Orges de printemps : 2,7 Mt. Les récoltes sont en cours dans le nord de la France.
Là encore, les rendements apparaissent généralement inférieurs à ceux de 2009 et hétérogènes. Sur le plan qualitatif, les calibrages sont bons à très bons, souvent supérieurs à 90 %. Les teneurs en protéines moyennes sont souvent situées autour de 11 %, mais quelques valeurs supérieures à 11,5 % peuvent être observées dans le Centre et le Centre-Ouest. Les poids spécifiques sont toujours d’un bon niveau.

Pois : plus de 1 Mt de production

Les récoltes sont en cours dans le nord de la France et sur la bordure maritime de la Manche.
Du fait de la forte augmentation des surfaces, la production devrait dépasser 1 Mt.
Les rendements se situent entre 20 et près de 60 q/ha sur l’ensemble des régions de production avec une moyenne nationale à 45 q/ha.

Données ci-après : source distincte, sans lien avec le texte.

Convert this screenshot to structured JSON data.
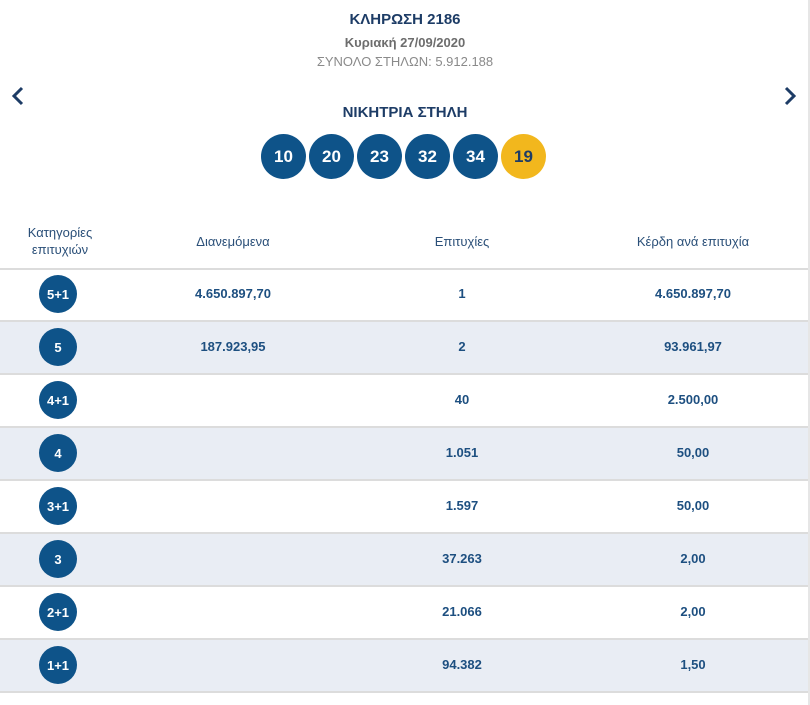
{
  "draw": {
    "title": "ΚΛΗΡΩΣΗ 2186",
    "date": "Κυριακή 27/09/2020",
    "total_columns": "ΣΥΝΟΛΟ ΣΤΗΛΩΝ: 5.912.188",
    "winning_label": "ΝΙΚΗΤΡΙΑ ΣΤΗΛΗ",
    "numbers": [
      "10",
      "20",
      "23",
      "32",
      "34"
    ],
    "joker": "19"
  },
  "nav": {
    "prev_icon": "chevron-left-icon",
    "next_icon": "chevron-right-icon"
  },
  "table": {
    "headers": {
      "category": "Κατηγορίες επιτυχιών",
      "distributed": "Διανεμόμενα",
      "winners": "Επιτυχίες",
      "prize": "Κέρδη ανά επιτυχία"
    },
    "rows": [
      {
        "category": "5+1",
        "distributed": "4.650.897,70",
        "winners": "1",
        "prize": "4.650.897,70"
      },
      {
        "category": "5",
        "distributed": "187.923,95",
        "winners": "2",
        "prize": "93.961,97"
      },
      {
        "category": "4+1",
        "distributed": "",
        "winners": "40",
        "prize": "2.500,00"
      },
      {
        "category": "4",
        "distributed": "",
        "winners": "1.051",
        "prize": "50,00"
      },
      {
        "category": "3+1",
        "distributed": "",
        "winners": "1.597",
        "prize": "50,00"
      },
      {
        "category": "3",
        "distributed": "",
        "winners": "37.263",
        "prize": "2,00"
      },
      {
        "category": "2+1",
        "distributed": "",
        "winners": "21.066",
        "prize": "2,00"
      },
      {
        "category": "1+1",
        "distributed": "",
        "winners": "94.382",
        "prize": "1,50"
      }
    ]
  },
  "colors": {
    "ball": "#0e5389",
    "joker_ball": "#f2b71d",
    "alt_row": "#e9edf4",
    "title": "#1d3c66"
  }
}
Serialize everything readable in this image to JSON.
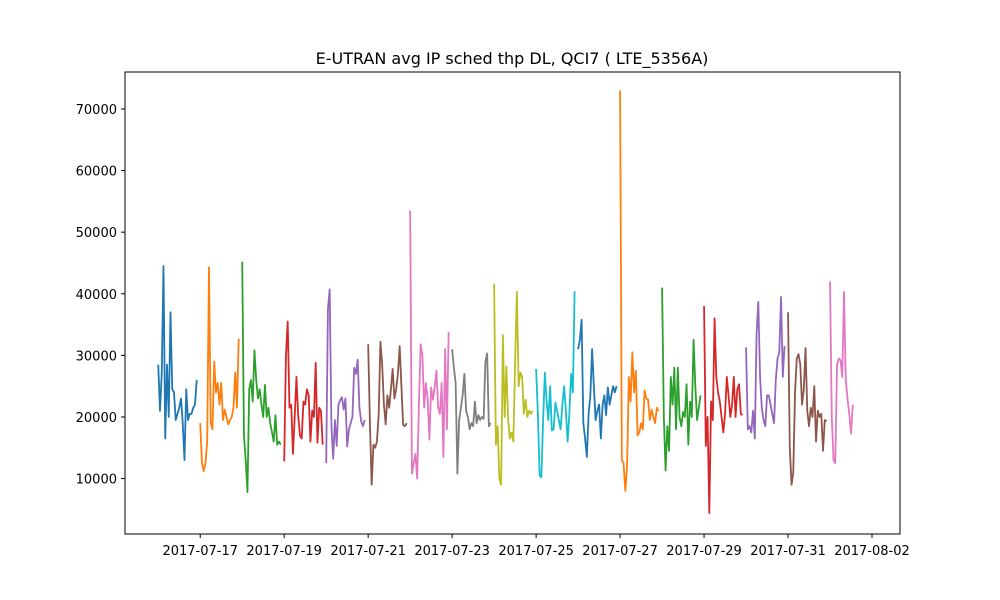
{
  "chart_data": {
    "type": "line",
    "title": "E-UTRAN avg IP sched thp DL, QCI7 ( LTE_5356A)",
    "xlabel": "",
    "ylabel": "",
    "xlim": [
      "2017-07-15T05:00",
      "2017-08-02T16:00"
    ],
    "ylim": [
      1000,
      76000
    ],
    "x_ticks": [
      "2017-07-17",
      "2017-07-19",
      "2017-07-21",
      "2017-07-23",
      "2017-07-25",
      "2017-07-27",
      "2017-07-29",
      "2017-07-31",
      "2017-08-02"
    ],
    "y_ticks": [
      10000,
      20000,
      30000,
      40000,
      50000,
      60000,
      70000
    ],
    "legend": "none",
    "grid": false,
    "colors": [
      "#1f77b4",
      "#ff7f0e",
      "#2ca02c",
      "#d62728",
      "#9467bd",
      "#8c564b",
      "#e377c2",
      "#7f7f7f",
      "#bcbd22",
      "#17becf"
    ],
    "series": [
      {
        "start": "2017-07-16T00:00",
        "values": [
          28500,
          21000,
          27000,
          44500,
          16500,
          28500,
          20000,
          37000,
          24500,
          24000,
          19500,
          20500,
          21500,
          23000,
          19000,
          13000,
          24500,
          19500,
          20500,
          20500,
          21500,
          22000,
          26000
        ]
      },
      {
        "start": "2017-07-17T00:00",
        "values": [
          19000,
          12500,
          11200,
          12500,
          16000,
          44300,
          19000,
          18000,
          29000,
          24000,
          25500,
          22000,
          25500,
          19500,
          21200,
          20000,
          18800,
          19500,
          20000,
          21500,
          27200,
          21500,
          32700
        ]
      },
      {
        "start": "2017-07-18T00:00",
        "values": [
          45200,
          17000,
          13000,
          7800,
          24500,
          26000,
          22500,
          30800,
          26000,
          23000,
          24500,
          22000,
          20000,
          25200,
          20000,
          21500,
          19000,
          17500,
          16000,
          20300,
          15500,
          16000,
          15500
        ]
      },
      {
        "start": "2017-07-19T00:00",
        "values": [
          12800,
          30000,
          35500,
          21500,
          22000,
          14000,
          20000,
          26500,
          20200,
          17000,
          16500,
          22500,
          22000,
          24500,
          23500,
          16000,
          21000,
          20000,
          28800,
          15800,
          21500,
          21000,
          15500
        ]
      },
      {
        "start": "2017-07-20T00:00",
        "values": [
          12500,
          37500,
          40700,
          18500,
          13200,
          19500,
          15300,
          22000,
          22700,
          23200,
          21200,
          23000,
          15200,
          18000,
          19000,
          20000,
          28000,
          27000,
          29300,
          21500,
          19300,
          18500,
          19500
        ]
      },
      {
        "start": "2017-07-21T00:00",
        "values": [
          31800,
          19000,
          9000,
          15500,
          15000,
          16000,
          20300,
          32200,
          28500,
          22000,
          18800,
          23500,
          21500,
          24500,
          27800,
          23000,
          24500,
          27000,
          31500,
          25000,
          18700,
          18500,
          19000
        ]
      },
      {
        "start": "2017-07-22T00:00",
        "values": [
          53500,
          10800,
          12500,
          14000,
          10000,
          22000,
          31800,
          30000,
          21500,
          25500,
          23000,
          16300,
          24800,
          22800,
          24800,
          27500,
          21500,
          20500,
          25500,
          13500,
          31000,
          18000,
          33800
        ]
      },
      {
        "start": "2017-07-23T00:00",
        "values": [
          31000,
          28000,
          25500,
          10800,
          19500,
          21500,
          23500,
          27000,
          21000,
          20000,
          18000,
          19000,
          18500,
          22500,
          19000,
          20300,
          19500,
          20000,
          19700,
          29000,
          30300,
          18500,
          19000
        ]
      },
      {
        "start": "2017-07-24T00:00",
        "values": [
          41600,
          15500,
          18500,
          10000,
          9000,
          33300,
          20000,
          28200,
          19500,
          16500,
          17500,
          16000,
          29000,
          40300,
          25000,
          27200,
          26500,
          20500,
          22800,
          20000,
          21000,
          20500,
          21000
        ]
      },
      {
        "start": "2017-07-25T00:00",
        "values": [
          27800,
          20500,
          10500,
          10200,
          19500,
          27200,
          22500,
          19500,
          25000,
          17800,
          18000,
          22300,
          21000,
          19500,
          18000,
          22000,
          25000,
          21000,
          16000,
          20500,
          27000,
          24000,
          40400
        ]
      },
      {
        "start": "2017-07-26T00:00",
        "values": [
          31000,
          32500,
          35800,
          19000,
          16500,
          13500,
          20500,
          23500,
          31000,
          25000,
          19500,
          21000,
          22000,
          16500,
          22000,
          23500,
          20300,
          24800,
          22000,
          23500,
          25000,
          24000,
          25000
        ]
      },
      {
        "start": "2017-07-27T00:00",
        "values": [
          73000,
          13000,
          12500,
          8000,
          12000,
          26500,
          22500,
          30500,
          24000,
          27500,
          17000,
          17500,
          19000,
          18000,
          24300,
          23000,
          22800,
          19500,
          21200,
          20000,
          19000,
          21500,
          21000
        ]
      },
      {
        "start": "2017-07-28T00:00",
        "values": [
          41000,
          20000,
          11300,
          18500,
          14500,
          26500,
          22000,
          28000,
          18000,
          28000,
          20000,
          18500,
          20800,
          20000,
          25300,
          15500,
          22500,
          20000,
          32500,
          25000,
          19500,
          21500,
          23500
        ]
      },
      {
        "start": "2017-07-29T00:00",
        "values": [
          38000,
          15300,
          20000,
          4400,
          22500,
          19500,
          36000,
          26500,
          24000,
          22500,
          20000,
          17500,
          20500,
          26500,
          23500,
          20000,
          22000,
          26500,
          20000,
          24500,
          25300,
          20500,
          20300
        ]
      },
      {
        "start": "2017-07-30T00:00",
        "values": [
          31300,
          18000,
          18500,
          17500,
          21000,
          16500,
          33500,
          38700,
          26500,
          21500,
          19500,
          18500,
          23500,
          23500,
          22000,
          20500,
          19000,
          26000,
          29500,
          30500,
          39500,
          26500,
          31500
        ]
      },
      {
        "start": "2017-07-31T00:00",
        "values": [
          37000,
          15000,
          9000,
          11000,
          24000,
          29500,
          30200,
          28500,
          22000,
          24500,
          31200,
          21000,
          18500,
          21500,
          20000,
          25000,
          16000,
          21000,
          20000,
          20500,
          14500,
          19500,
          19300
        ]
      },
      {
        "start": "2017-08-01T00:00",
        "values": [
          42000,
          20000,
          13000,
          12500,
          28500,
          29500,
          29200,
          26500,
          40300,
          26000,
          23000,
          20500,
          17300,
          22000
        ]
      }
    ]
  }
}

Les cultures ont été pénalisées en Poitou-Charentes qui affiche un rendement moyen de 35 q/ha. Les meilleurs résultats sont observés dans le nord du pays avec des moyennes dépassant toujours 45 q/ha. Dans tous les cas, des hétérogénéités sont constatées dans les régions.

Colza : une production estimée à 4,6 Mt

Les récoltes sont toujours en cours dans le nord de la France et sur la bordure maritime de la Manche.
Les rendements sont en retrait par rapport au record de 2009 et des écarts importants sont observés dans les régions. Ceci est particulièrement vrai en Poitou-Charentes, où le rendement moyen atteint à peine 25 q/ha du fait de problèmes d’implantations de parcelles et de parasitisme.
Dans le reste de la France, les rendements sont compris entre 30 et 40 q/ha, les maxima étant observés en Picardie et Nord-Pas-de-Calais.